For starters, Dexter does not reason as a utilitarian would, he does not ask himself whether killing will maximize total happiness and then kill if—and only if—it will. But this objection might not be decisive, since many utilitarians think their theory is about what justifies actions rather than a theory about how people do or even should deliberate about what to do: Dexter need
not think about whether his actions promote the greatest total happiness; what matters is whether his actions have the desired effect. Still, there is something unsettling about a moral theory telling us that, though our actions will be assessed according to that moral theory, we need not—and perhaps even should not—use that theory in deliberating.
For Dexter, actions are not required because they promote the greatest good, they are required because the rules—Harry’s Code—require them. Even if a killing would not maximize total happiness, it would still be required, if Harry’s Code requires it. Since what is required does not depend upon how an action contributes to human well-being, Dexter can’t be seen as a utilitarian.

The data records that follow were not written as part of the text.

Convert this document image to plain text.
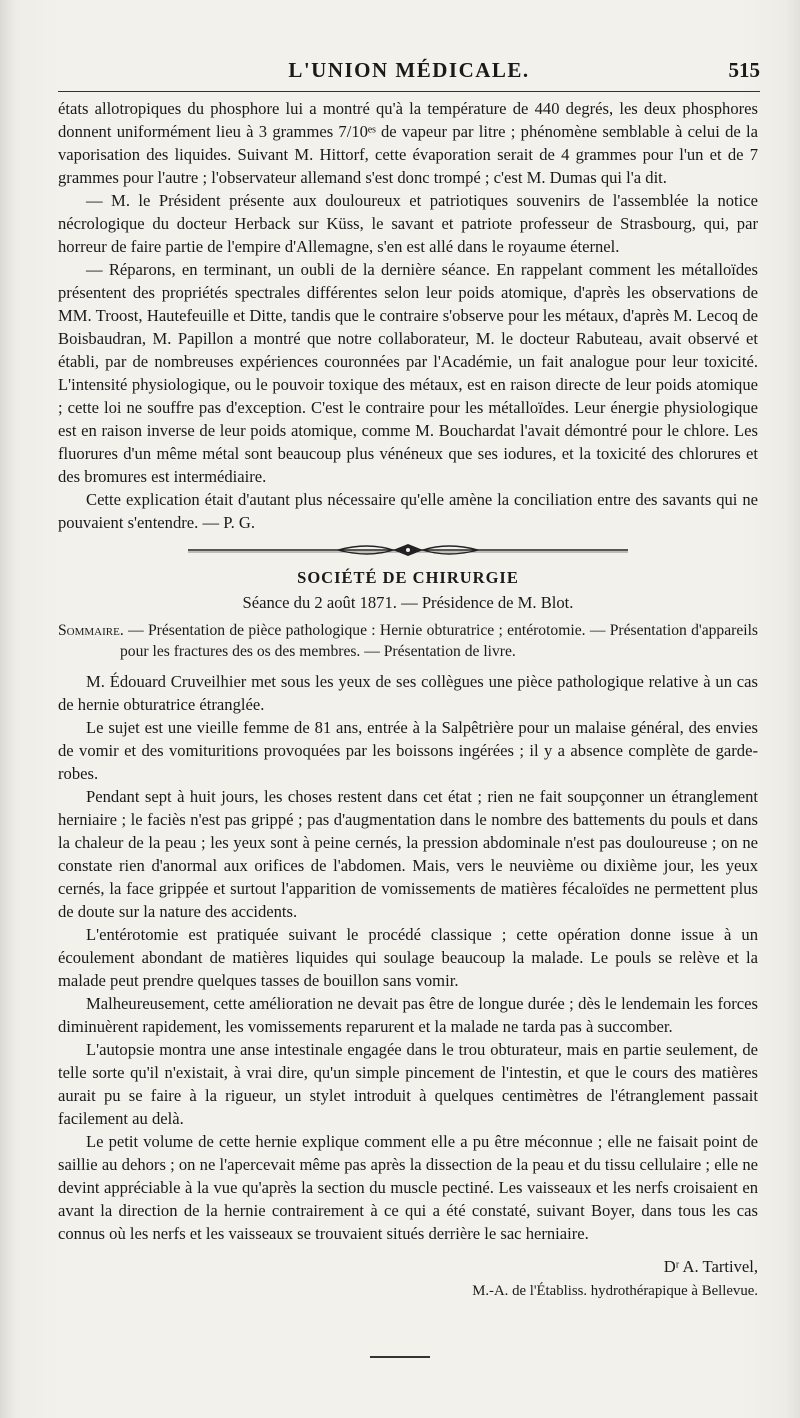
L'UNION MÉDICALE.	515

états allotropiques du phosphore lui a montré qu'à la température de 440 degrés, les deux phosphores donnent uniformément lieu à 3 grammes 7/10ᵉˢ de vapeur par litre ; phénomène semblable à celui de la vaporisation des liquides. Suivant M. Hittorf, cette évaporation serait de 4 grammes pour l'un et de 7 grammes pour l'autre ; l'observateur allemand s'est donc trompé ; c'est M. Dumas qui l'a dit.

— M. le Président présente aux douloureux et patriotiques souvenirs de l'assemblée la notice nécrologique du docteur Herback sur Küss, le savant et patriote professeur de Strasbourg, qui, par horreur de faire partie de l'empire d'Allemagne, s'en est allé dans le royaume éternel.

— Réparons, en terminant, un oubli de la dernière séance. En rappelant comment les métalloïdes présentent des propriétés spectrales différentes selon leur poids atomique, d'après les observations de MM. Troost, Hautefeuille et Ditte, tandis que le contraire s'observe pour les métaux, d'après M. Lecoq de Boisbaudran, M. Papillon a montré que notre collaborateur, M. le docteur Rabuteau, avait observé et établi, par de nombreuses expériences couronnées par l'Académie, un fait analogue pour leur toxicité. L'intensité physiologique, ou le pouvoir toxique des métaux, est en raison directe de leur poids atomique ; cette loi ne souffre pas d'exception. C'est le contraire pour les métalloïdes. Leur énergie physiologique est en raison inverse de leur poids atomique, comme M. Bouchardat l'avait démontré pour le chlore. Les fluorures d'un même métal sont beaucoup plus vénéneux que ses iodures, et la toxicité des chlorures et des bromures est intermédiaire.

Cette explication était d'autant plus nécessaire qu'elle amène la conciliation entre des savants qui ne pouvaient s'entendre. — P. G.

SOCIÉTÉ DE CHIRURGIE
Séance du 2 août 1871. — Présidence de M. Blot.
Sommaire. — Présentation de pièce pathologique : Hernie obturatrice ; entérotomie. — Présentation d'appareils pour les fractures des os des membres. — Présentation de livre.

M. Édouard Cruveilhier met sous les yeux de ses collègues une pièce pathologique relative à un cas de hernie obturatrice étranglée.

Le sujet est une vieille femme de 81 ans, entrée à la Salpêtrière pour un malaise général, des envies de vomir et des vomituritions provoquées par les boissons ingérées ; il y a absence complète de garde-robes.

Pendant sept à huit jours, les choses restent dans cet état ; rien ne fait soupçonner un étranglement herniaire ; le faciès n'est pas grippé ; pas d'augmentation dans le nombre des battements du pouls et dans la chaleur de la peau ; les yeux sont à peine cernés, la pression abdominale n'est pas douloureuse ; on ne constate rien d'anormal aux orifices de l'abdomen. Mais, vers le neuvième ou dixième jour, les yeux cernés, la face grippée et surtout l'apparition de vomissements de matières fécaloïdes ne permettent plus de doute sur la nature des accidents.

L'entérotomie est pratiquée suivant le procédé classique ; cette opération donne issue à un écoulement abondant de matières liquides qui soulage beaucoup la malade. Le pouls se relève et la malade peut prendre quelques tasses de bouillon sans vomir.

Malheureusement, cette amélioration ne devait pas être de longue durée ; dès le lendemain les forces diminuèrent rapidement, les vomissements reparurent et la malade ne tarda pas à succomber.

L'autopsie montra une anse intestinale engagée dans le trou obturateur, mais en partie seulement, de telle sorte qu'il n'existait, à vrai dire, qu'un simple pincement de l'intestin, et que le cours des matières aurait pu se faire à la rigueur, un stylet introduit à quelques centimètres de l'étranglement passait facilement au delà.

Le petit volume de cette hernie explique comment elle a pu être méconnue ; elle ne faisait point de saillie au dehors ; on ne l'apercevait même pas après la dissection de la peau et du tissu cellulaire ; elle ne devint appréciable à la vue qu'après la section du muscle pectiné. Les vaisseaux et les nerfs croisaient en avant la direction de la hernie contrairement à ce qui a été constaté, suivant Boyer, dans tous les cas connus où les nerfs et les vaisseaux se trouvaient situés derrière le sac herniaire.

Dʳ A. Tartivel,
M.-A. de l'Établiss. hydrothérapique à Bellevue.
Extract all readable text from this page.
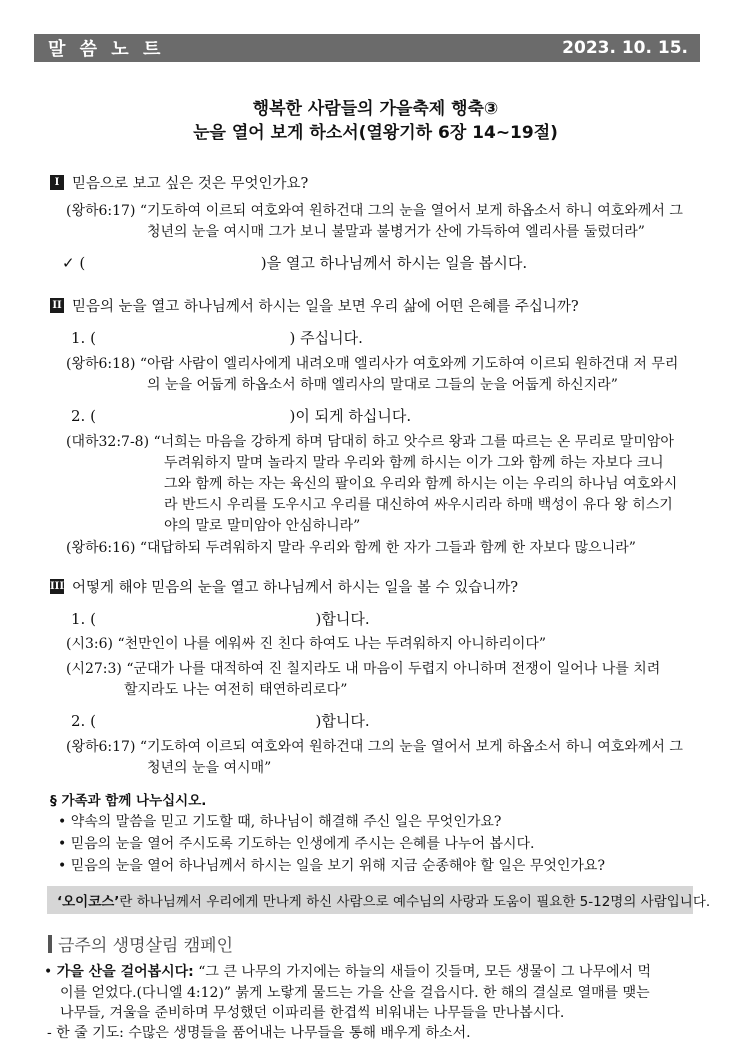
말 씀 노 트	2023. 10. 15.
행복한 사람들의 가을축제 행축③
눈을 열어 보게 하소서(열왕기하 6장 14~19절)
I 믿음으로 보고 싶은 것은 무엇인가요?
(왕하6:17) “기도하여 이르되 여호와여 원하건대 그의 눈을 열어서 보게 하옵소서 하니 여호와께서 그
청년의 눈을 여시매 그가 보니 불말과 불병거가 산에 가득하여 엘리사를 둘렀더라”
✓ (	)을 열고 하나님께서 하시는 일을 봅시다.
II 믿음의 눈을 열고 하나님께서 하시는 일을 보면 우리 삶에 어떤 은혜를 주십니까?
1. (	) 주십니다.
(왕하6:18) “아람 사람이 엘리사에게 내려오매 엘리사가 여호와께 기도하여 이르되 원하건대 저 무리
의 눈을 어둡게 하옵소서 하매 엘리사의 말대로 그들의 눈을 어둡게 하신지라”
2. (	)이 되게 하십니다.
(대하32:7-8) “너희는 마음을 강하게 하며 담대히 하고 앗수르 왕과 그를 따르는 온 무리로 말미암아
두려워하지 말며 놀라지 말라 우리와 함께 하시는 이가 그와 함께 하는 자보다 크니
그와 함께 하는 자는 육신의 팔이요 우리와 함께 하시는 이는 우리의 하나님 여호와시
라 반드시 우리를 도우시고 우리를 대신하여 싸우시리라 하매 백성이 유다 왕 히스기
야의 말로 말미암아 안심하니라”
(왕하6:16) “대답하되 두려워하지 말라 우리와 함께 한 자가 그들과 함께 한 자보다 많으니라”
III 어떻게 해야 믿음의 눈을 열고 하나님께서 하시는 일을 볼 수 있습니까?
1. (	)합니다.
(시3:6) “천만인이 나를 에워싸 진 친다 하여도 나는 두려워하지 아니하리이다”
(시27:3) “군대가 나를 대적하여 진 칠지라도 내 마음이 두렵지 아니하며 전쟁이 일어나 나를 치려
할지라도 나는 여전히 태연하리로다”
2. (	)합니다.
(왕하6:17) “기도하여 이르되 여호와여 원하건대 그의 눈을 열어서 보게 하옵소서 하니 여호와께서 그
청년의 눈을 여시매”
§ 가족과 함께 나누십시오.
• 약속의 말씀을 믿고 기도할 때, 하나님이 해결해 주신 일은 무엇인가요?
• 믿음의 눈을 열어 주시도록 기도하는 인생에게 주시는 은혜를 나누어 봅시다.
• 믿음의 눈을 열어 하나님께서 하시는 일을 보기 위해 지금 순종해야 할 일은 무엇인가요?
‘오이코스’ 란 하나님께서 우리에게 만나게 하신 사람으로 예수님의 사랑과 도움이 필요한 5-12명의 사람입니다.
금주의 생명살림 캠페인
• 가을 산을 걸어봅시다: “그 큰 나무의 가지에는 하늘의 새들이 깃들며, 모든 생물이 그 나무에서 먹
이를 얻었다.(다니엘 4:12)” 붉게 노랗게 물드는 가을 산을 걸읍시다. 한 해의 결실로 열매를 맺는
나무들, 겨울을 준비하며 무성했던 이파리를 한겹씩 비워내는 나무들을 만나봅시다.
- 한 줄 기도: 수많은 생명들을 품어내는 나무들을 통해 배우게 하소서.
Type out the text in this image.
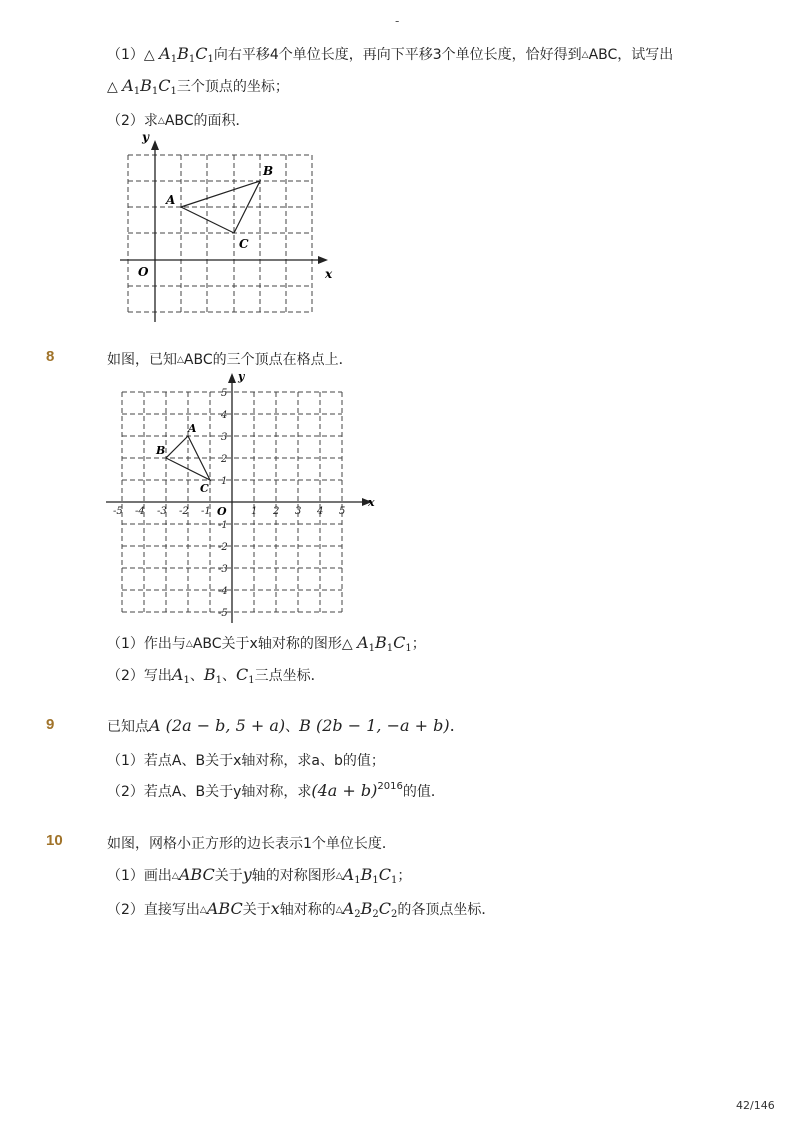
-
（1）△ $A_1B_1C_1$向右平移4个单位长度，再向下平移3个单位长度，恰好得到△ABC，试写出
△ $A_1B_1C_1$三个顶点的坐标；
（2）求△ABC的面积．
y
x
O
A
B
C
8	如图，已知△ABC的三个顶点在格点上．
-5 -4 -3 -2 -1	1 2 3 4 5
5
4
3
2
1
-1
-2
-3
-4
-5
y
x
O
A
B
C
（1）作出与△ABC关于x轴对称的图形△ $A_1B_1C_1$；
（2）写出$A_1$、$B_1$、$C_1$三点坐标．
9	已知点A (2a − b, 5 + a)、B (2b − 1, −a + b).
（1）若点A、B关于x轴对称，求a、b的值；
（2）若点A、B关于y轴对称，求$(4a + b)^{2016}$的值．
10	如图，网格小正方形的边长表示1个单位长度．
（1）画出△ABC关于y轴的对称图形$\triangle A_1B_1C_1$；
（2）直接写出△ABC关于x轴对称的$\triangle A_2B_2C_2$的各顶点坐标．
42/146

Not so fast, the utilitarian says, for we should distinguish between act- and rule-utilitarianism. According to act-utilitarianism an act is right if and only if it maximizes total happiness—this is the theory as we’ve been discussing it. According to rule-utilitarianism, on the other hand, an action is right if and only if it follows the correct moral rules—and the correct moral rules are those would maximize total happiness if they were generally followed.
Suppose that a doctor kills a patient to harvest her organs and distribute them to half a dozen other patients. Many people would find the doctor’s action profoundly immoral, even if it would maximize total happiness. The rule-utilitarian shares this moral judgment, but can’t shake his deep sense that moral rightness makes sense only if it is connected with human well-being. So he reasons that a moral rule prohibiting harvesting the organs of unwilling “donors” would produce more happiness than a rule allowing it, since the members of a society allowing involuntary organ harvesting would be forever on their guard, terrified that they might be treated as organ-fields, afraid to go to the doctor and consequently living with more pain than they otherwise would. So involuntary organ-harvesting is wrong because it violates a moral rule.